THE WORKPLACE Book identifies the four types of managers
What type of Q are you?
ST. LOUIS POST-DISPATCH
What kind of manager are you? Cheerleader, tyrant, cold fish, clueless, buddy, brown nose, pushover, empty suit, hero? Whatever it is, business executive Jerome Loeb and psychologist Bob Lefton have you pegged.
Loeb, who retired in 2001 as chairman of May Co. after a 37-year career, and Lefton, cofounder of Psychological Associates, a leading consultant to many Fortune 500 companies, are co-authors of a new book that defines four types of managerial behavior: Q1, tell and do; Q2, avoid and abdicate; Q3, let's be pals; and Q4, challenge and involve.
The new book, "Why Can't We Get Anything Done Around Here?" aims to provide practical tools to boost productivity, rather than be a primer on managerial style.
The premise is that even in successful companies like May, productivity suffers, mainly because the right tasks are not assigned to the right people.
"The book assumes you have talented, hard-working people," said Loeb. "I found in my business career, very, very few people who couldn't and didn't want to do their jobs."
The book aims to help by providing insight into your managerial style and pointing out common mistakes made in assigning work.
The four managerial types make for interesting reading: you can't resist pigeonholing your bosses.
The types
The manager who behaves in a Q1 manner is hostile and dominant. He talks, you listen. Q1 is driven by a need to control and prop up his self-esteem. He has a low regard for employees and assumes that their work must be watched. He keeps plum assignments for himself. If he delegates at all, he's apt to assign tasks below a person's ability. Decisions are his alone and he motivates by fear and threats. Employees tend to burn out or quit.
Q2 is hostile and submissive. Wary and apathetic, she keeps her distance. While Q1 cracks the whip, the cautious Q2 is more concerned with protecting the status quo than productivity. While Q1 browbeats, Q2 lets people do what they want, not out of any great respect for them but from a desire not to confront. She doesn't stop people from working on time-wasting task. She doesn't enlist, doesn't explain and consequently engenders little passion in employees.
Q3 is warm and submissive. He wants to be liked. Pleasing people is more important than challenging them. Thus his goals are broad, easily reached and can always be revised to accommodate people. It's difficult to have a candid conversation with a Q3 because he only wants to talk about what is pleasant. Conflict -- what conflict? Q3 engenders little passion or productivity.
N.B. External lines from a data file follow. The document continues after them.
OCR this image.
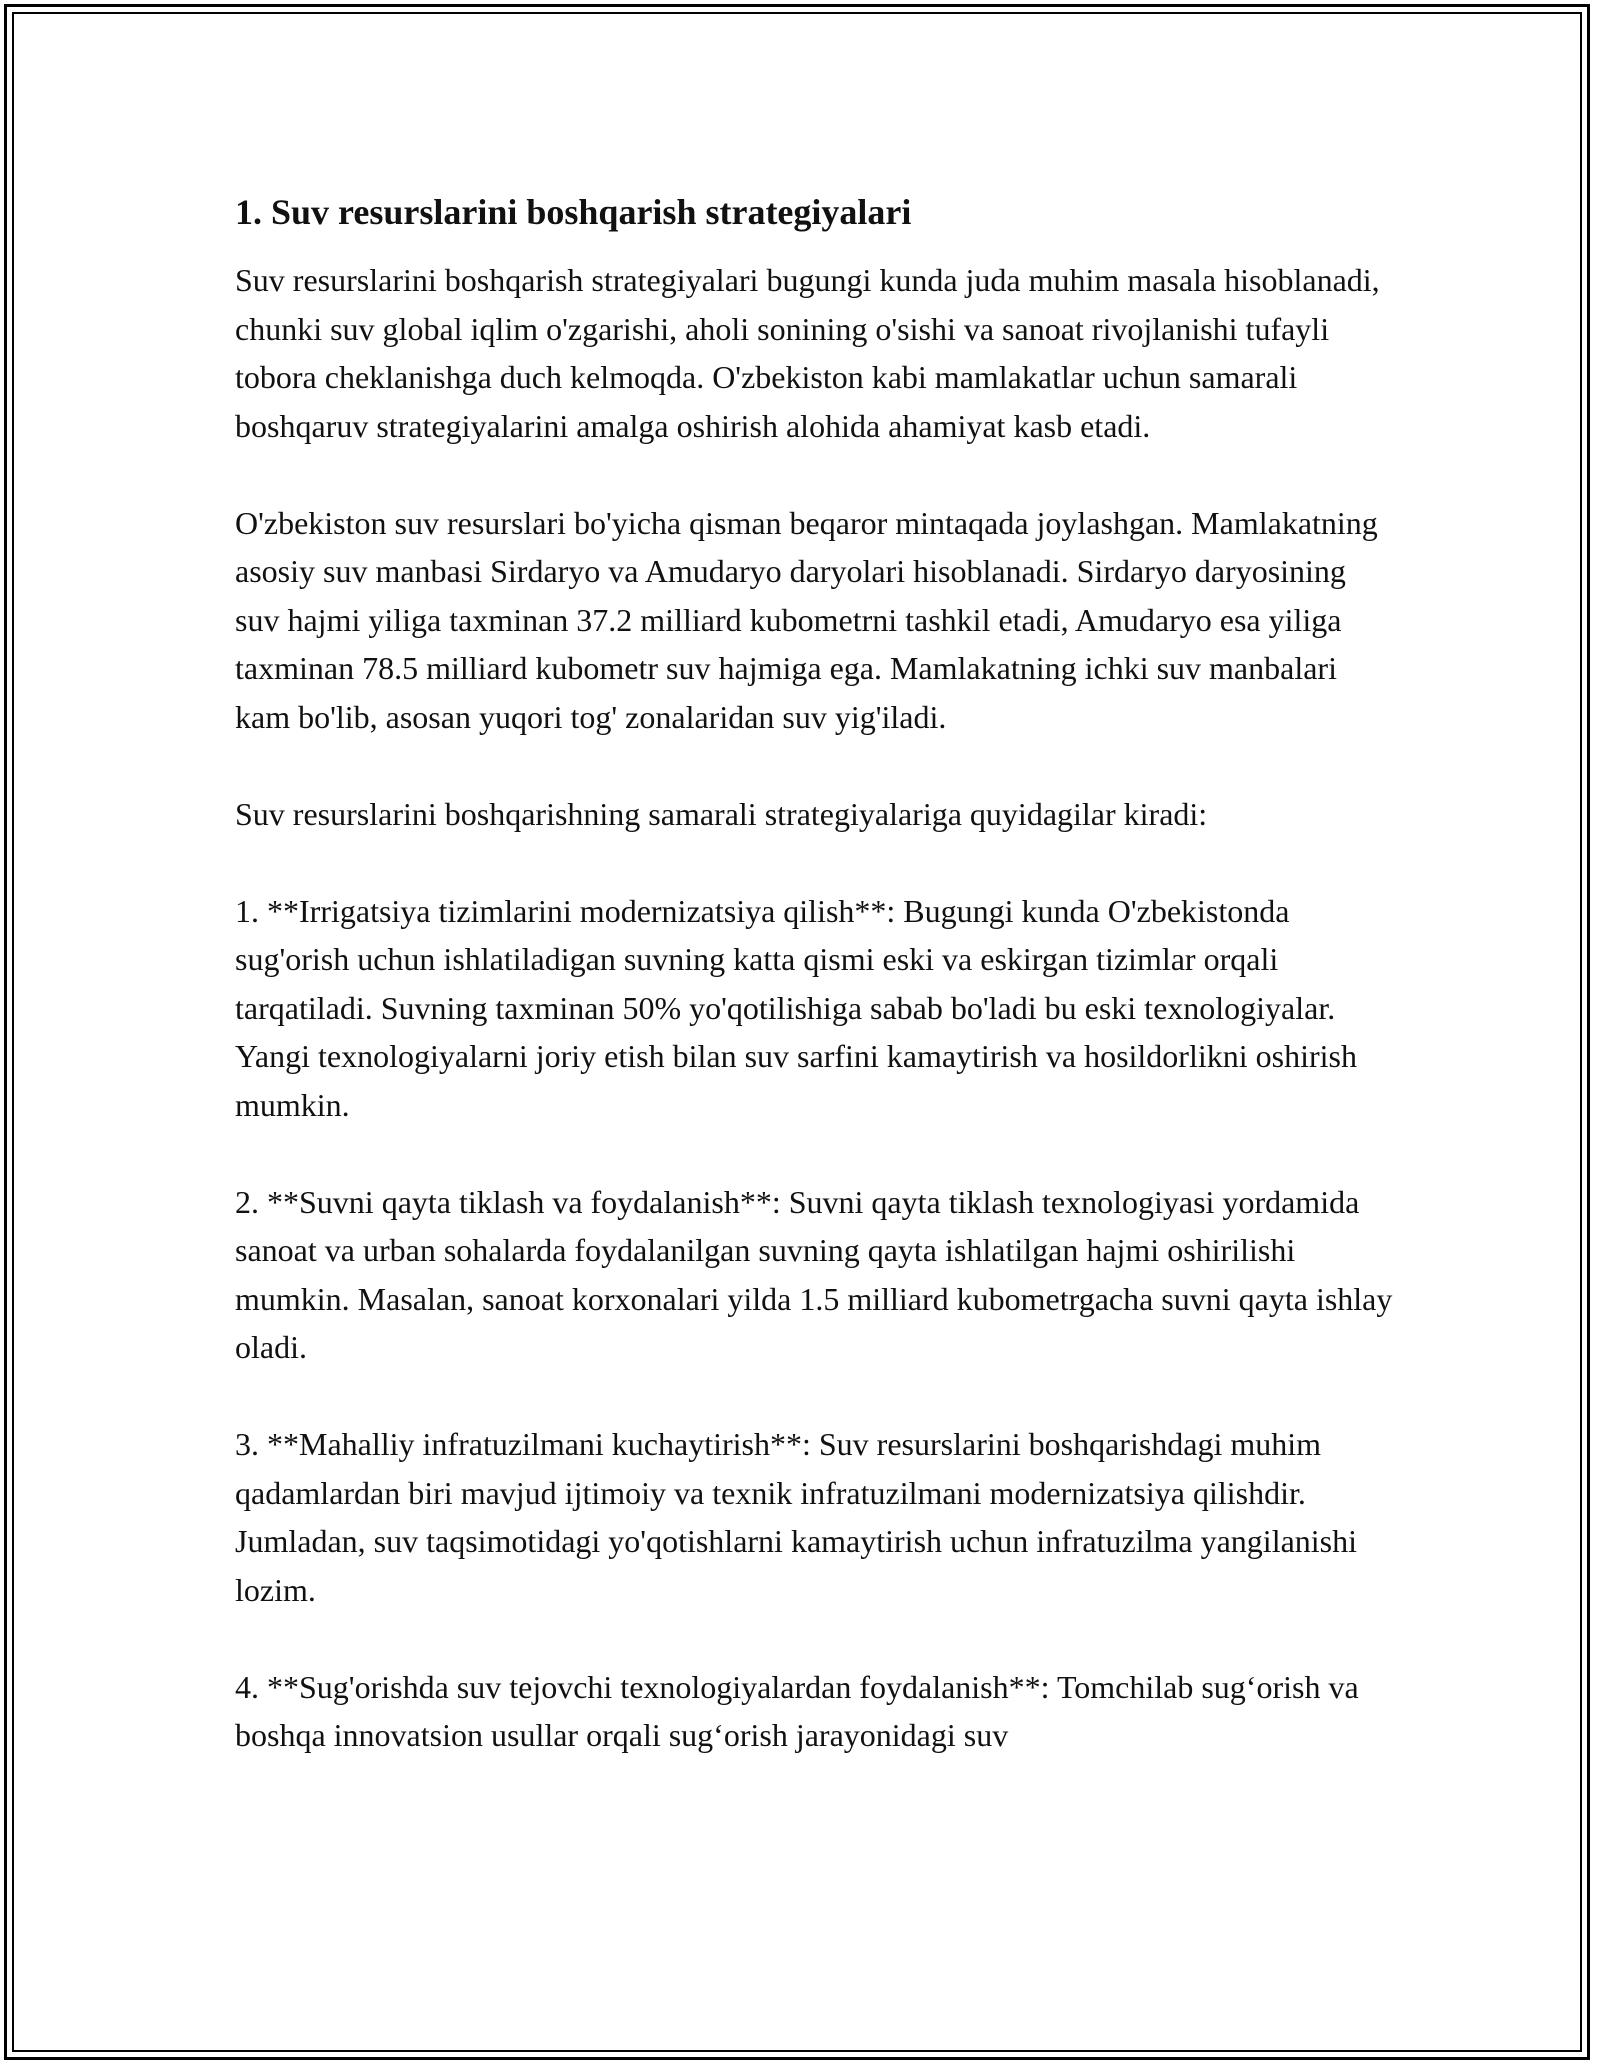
1. Suv resurslarini boshqarish strategiyalari

Suv resurslarini boshqarish strategiyalari bugungi kunda juda muhim masala hisoblanadi, chunki suv global iqlim o'zgarishi, aholi sonining o'sishi va sanoat rivojlanishi tufayli tobora cheklanishga duch kelmoqda. O'zbekiston kabi mamlakatlar uchun samarali boshqaruv strategiyalarini amalga oshirish alohida ahamiyat kasb etadi.

O'zbekiston suv resurslari bo'yicha qisman beqaror mintaqada joylashgan. Mamlakatning asosiy suv manbasi Sirdaryo va Amudaryo daryolari hisoblanadi. Sirdaryo daryosining suv hajmi yiliga taxminan 37.2 milliard kubometrni tashkil etadi, Amudaryo esa yiliga taxminan 78.5 milliard kubometr suv hajmiga ega. Mamlakatning ichki suv manbalari kam bo'lib, asosan yuqori tog' zonalaridan suv yig'iladi.

Suv resurslarini boshqarishning samarali strategiyalariga quyidagilar kiradi:

1. **Irrigatsiya tizimlarini modernizatsiya qilish**: Bugungi kunda O'zbekistonda sug'orish uchun ishlatiladigan suvning katta qismi eski va eskirgan tizimlar orqali tarqatiladi. Suvning taxminan 50% yo'qotilishiga sabab bo'ladi bu eski texnologiyalar. Yangi texnologiyalarni joriy etish bilan suv sarfini kamaytirish va hosildorlikni oshirish mumkin.

2. **Suvni qayta tiklash va foydalanish**: Suvni qayta tiklash texnologiyasi yordamida sanoat va urban sohalarda foydalanilgan suvning qayta ishlatilgan hajmi oshirilishi mumkin. Masalan, sanoat korxonalari yilda 1.5 milliard kubometrgacha suvni qayta ishlay oladi.

3. **Mahalliy infratuzilmani kuchaytirish**: Suv resurslarini boshqarishdagi muhim qadamlardan biri mavjud ijtimoiy va texnik infratuzilmani modernizatsiya qilishdir. Jumladan, suv taqsimotidagi yo'qotishlarni kamaytirish uchun infratuzilma yangilanishi lozim.

4. **Sug'orishda suv tejovchi texnologiyalardan foydalanish**: Tomchilab sug‘orish va boshqa innovatsion usullar orqali sug‘orish jarayonidagi suv
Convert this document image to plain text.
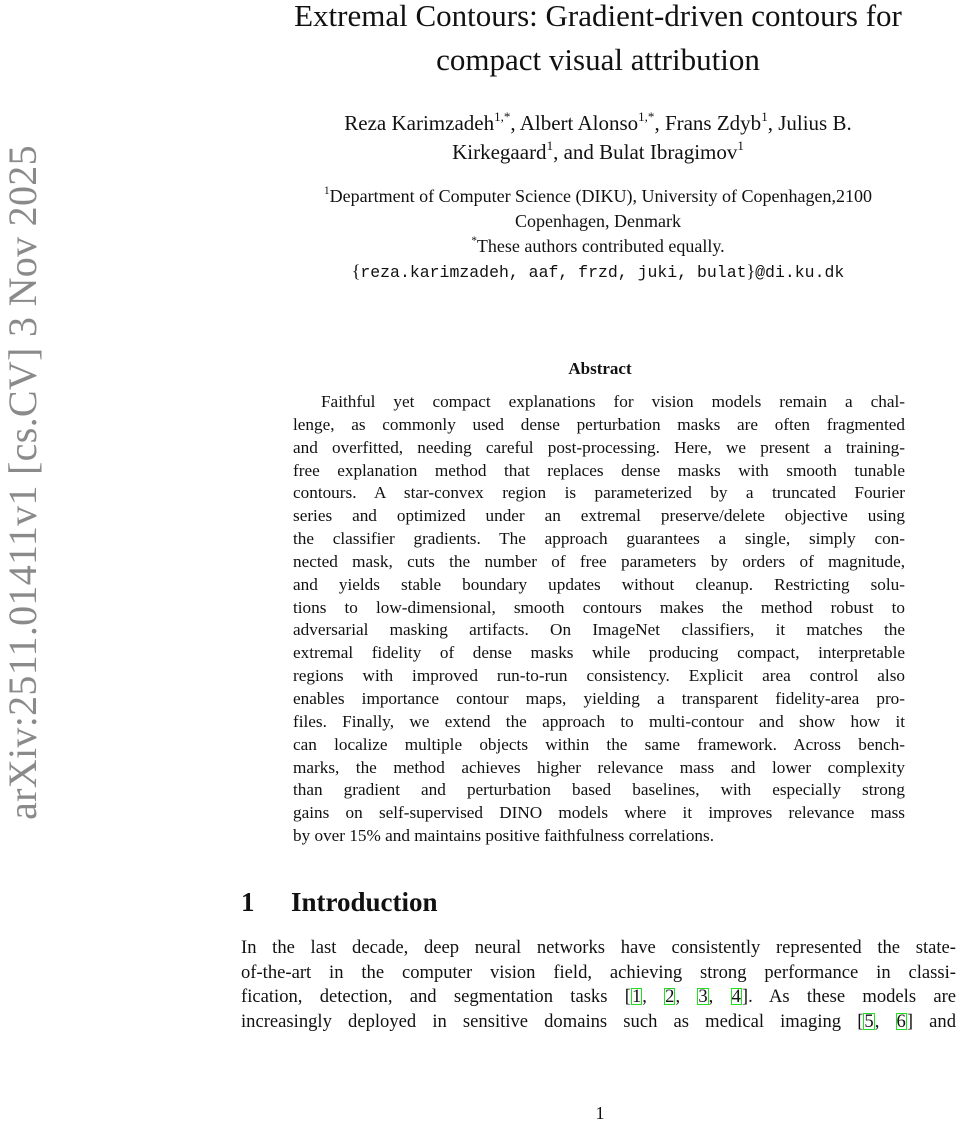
arXiv:2511.01411v1 [cs.CV] 3 Nov 2025
Extremal Contours: Gradient-driven contours for
compact visual attribution

Reza Karimzadeh$^{1,*}$, Albert Alonso$^{1,*}$, Frans Zdyb$^1$, Julius B.
Kirkegaard$^1$, and Bulat Ibragimov$^1$

$^1$Department of Computer Science (DIKU), University of Copenhagen,2100
Copenhagen, Denmark
*These authors contributed equally.
{reza.karimzadeh, aaf, frzd, juki, bulat}@di.ku.dk
Abstract
Faithful yet compact explanations for vision models remain a chal-
lenge, as commonly used dense perturbation masks are often fragmented
and overfitted, needing careful post-processing. Here, we present a training-
free explanation method that replaces dense masks with smooth tunable
contours. A star-convex region is parameterized by a truncated Fourier
series and optimized under an extremal preserve/delete objective using
the classifier gradients. The approach guarantees a single, simply con-
nected mask, cuts the number of free parameters by orders of magnitude,
and yields stable boundary updates without cleanup. Restricting solu-
tions to low-dimensional, smooth contours makes the method robust to
adversarial masking artifacts. On ImageNet classifiers, it matches the
extremal fidelity of dense masks while producing compact, interpretable
regions with improved run-to-run consistency. Explicit area control also
enables importance contour maps, yielding a transparent fidelity-area pro-
files. Finally, we extend the approach to multi-contour and show how it
can localize multiple objects within the same framework. Across bench-
marks, the method achieves higher relevance mass and lower complexity
than gradient and perturbation based baselines, with especially strong
gains on self-supervised DINO models where it improves relevance mass
by over 15% and maintains positive faithfulness correlations.
1 Introduction
In the last decade, deep neural networks have consistently represented the state-
of-the-art in the computer vision field, achieving strong performance in classi-
fication, detection, and segmentation tasks [1, 2, 3, 4]. As these models are
increasingly deployed in sensitive domains such as medical imaging [5, 6] and

1
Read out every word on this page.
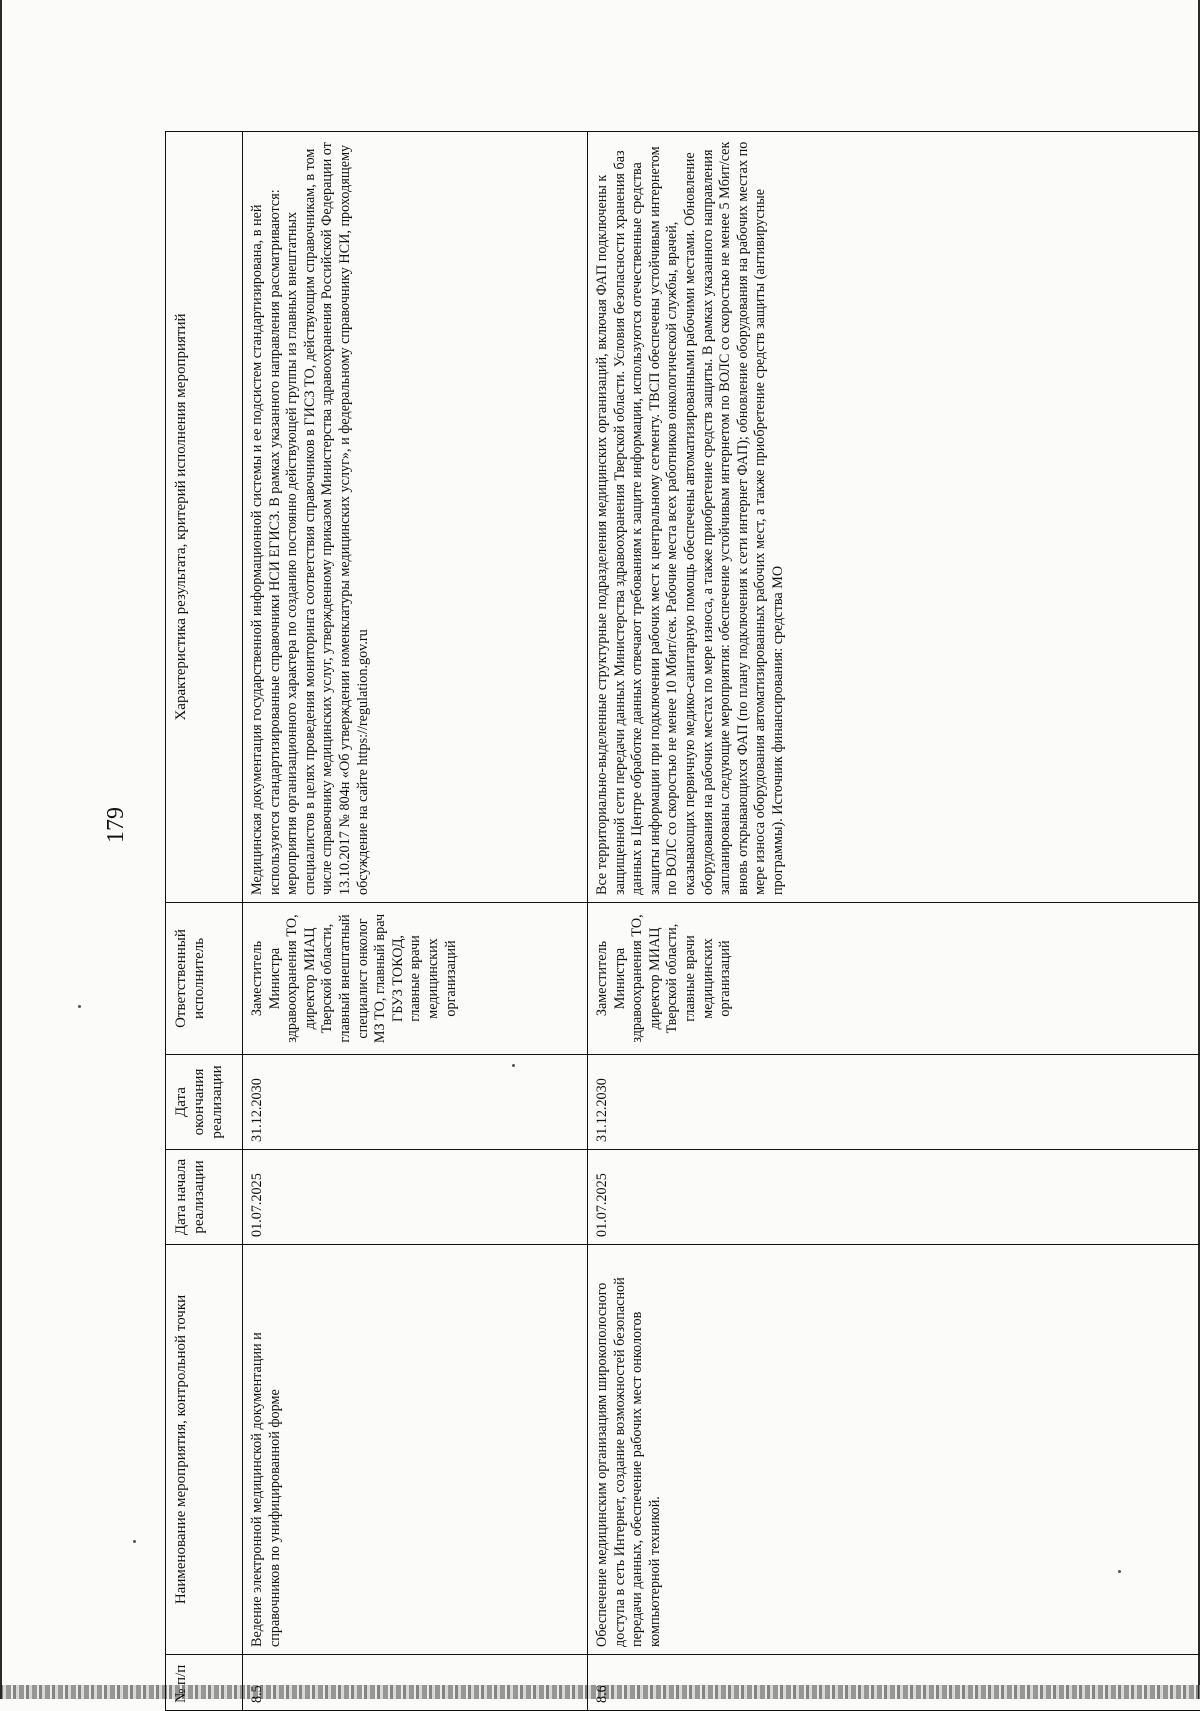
179
№ п/п	Наименование мероприятия, контрольной точки	Дата начала реализации	Дата окончания реализации	Ответственный исполнитель	Характеристика результата, критерий исполнения мероприятий
8.5	Ведение электронной медицинской документации и справочников по унифицированной форме	01.07.2025	31.12.2030	Заместитель Министра здравоохранения ТО, директор МИАЦ Тверской области, главный внештатный специалист онколог МЗ ТО, главный врач ГБУЗ ТОКОД, главные врачи медицинских организаций	Медицинская документация государственной информационной системы и ее подсистем стандартизирована, в ней используются стандартизированные справочники НСИ ЕГИСЗ. В рамках указанного направления рассматриваются: мероприятия организационного характера по созданию постоянно действующей группы из главных внештатных специалистов в целях проведения мониторинга соответствия справочников в ГИСЗ ТО, действующим справочникам, в том числе справочнику медицинских услуг, утвержденному приказом Министерства здравоохранения Российской Федерации от 13.10.2017 № 804н «Об утверждении номенклатуры медицинских услуг», и федеральному справочнику НСИ, проходящему обсуждение на сайте https://regulation.gov.ru
8.6	Обеспечение медицинским организациям широкополосного доступа в сеть Интернет, создание возможностей безопасной передачи данных, обеспечение рабочих мест онкологов компьютерной техникой.	01.07.2025	31.12.2030	Заместитель Министра здравоохранения ТО, директор МИАЦ Тверской области, главные врачи медицинских организаций	Все территориально-выделенные структурные подразделения медицинских организаций, включая ФАП подключены к защищенной сети передачи данных Министерства здравоохранения Тверской области. Условия безопасности хранения баз данных в Центре обработке данных отвечают требованиям к защите информации, используются отечественные средства защиты информации при подключении рабочих мест к центральному сегменту. ТВСП обеспечены устойчивым интернетом по ВОЛС со скоростью не менее 10 Мбит/сек. Рабочие места всех работников онкологической службы, врачей, оказывающих первичную медико-санитарную помощь обеспечены автоматизированными рабочими местами. Обновление оборудования на рабочих местах по мере износа, а также приобретение средств защиты. В рамках указанного направления запланированы следующие мероприятия: обеспечение устойчивым интернетом по ВОЛС со скоростью не менее 5 Мбит/сек вновь открывающихся ФАП (по плану подключения к сети интернет ФАП); обновление оборудования на рабочих местах по мере износа оборудования автоматизированных рабочих мест, а также приобретение средств защиты (антивирусные программы). Источник финансирования: средства МО
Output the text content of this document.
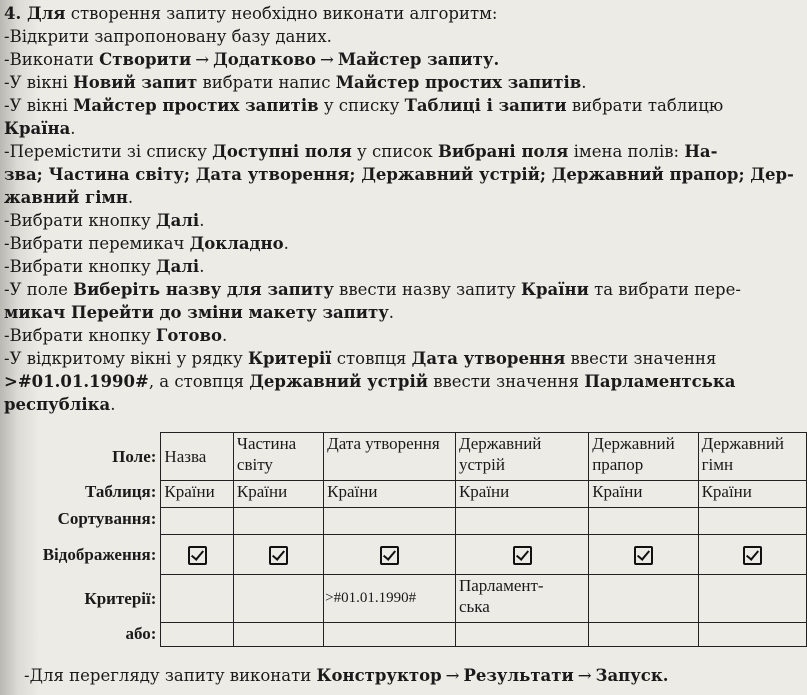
4. Для створення запиту необхідно виконати алгоритм:
-Відкрити запропоновану базу даних.
-Виконати Створити → Додатково → Майстер запиту.
-У вікні Новий запит вибрати напис Майстер простих запитів.
-У вікні Майстер простих запитів у списку Таблиці і запити вибрати таблицю
Країна.
-Перемістити зі списку Доступні поля у список Вибрані поля імена полів: На-
зва; Частина світу; Дата утворення; Державний устрій; Державний прапор; Дер-
жавний гімн.
-Вибрати кнопку Далі.
-Вибрати перемикач Докладно.
-Вибрати кнопку Далі.
-У поле Виберіть назву для запиту ввести назву запиту Країни та вибрати пере-
микач Перейти до зміни макету запиту.
-Вибрати кнопку Готово.
-У відкритому вікні у рядку Критерії стовпця Дата утворення ввести значення
>#01.01.1990#, а стовпця Державний устрій ввести значення Парламентська
республіка.
Поле:	Назва	Частина світу	Дата утворення	Державний устрій	Державний прапор	Державний гімн
Таблиця:	Країни	Країни	Країни	Країни	Країни	Країни
Сортування:						
Відображення:						
Критерії:			>#01.01.1990#	Парламент-ська		
або:						
-Для перегляду запиту виконати Конструктор → Результати → Запуск.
Q4 is warm and dominant. Like Q1, she is active and decisive, but her concern for people compels her to challenge them and set high standards. She seeks autonomy for her employees and their growth. The goal-oriented Q4 wants to boost productivity and does so by drawing on the team's intellectual capital.
Aiming to help
The aim of the book is not to scold but to help, said Loeb. "This is a book that can change habits. I changed a lot of my habits as a manager."
Interestingly, Lefton says he'd rather work for a Q1 than "the narcissists, the Q2s and Q3s."
Loeb, who joined the interview by speakerphone, wrote much of the book while he was still at May, but did not want it published until he retired, said Lefton.
"He thought it would be perceived as a black hole activity."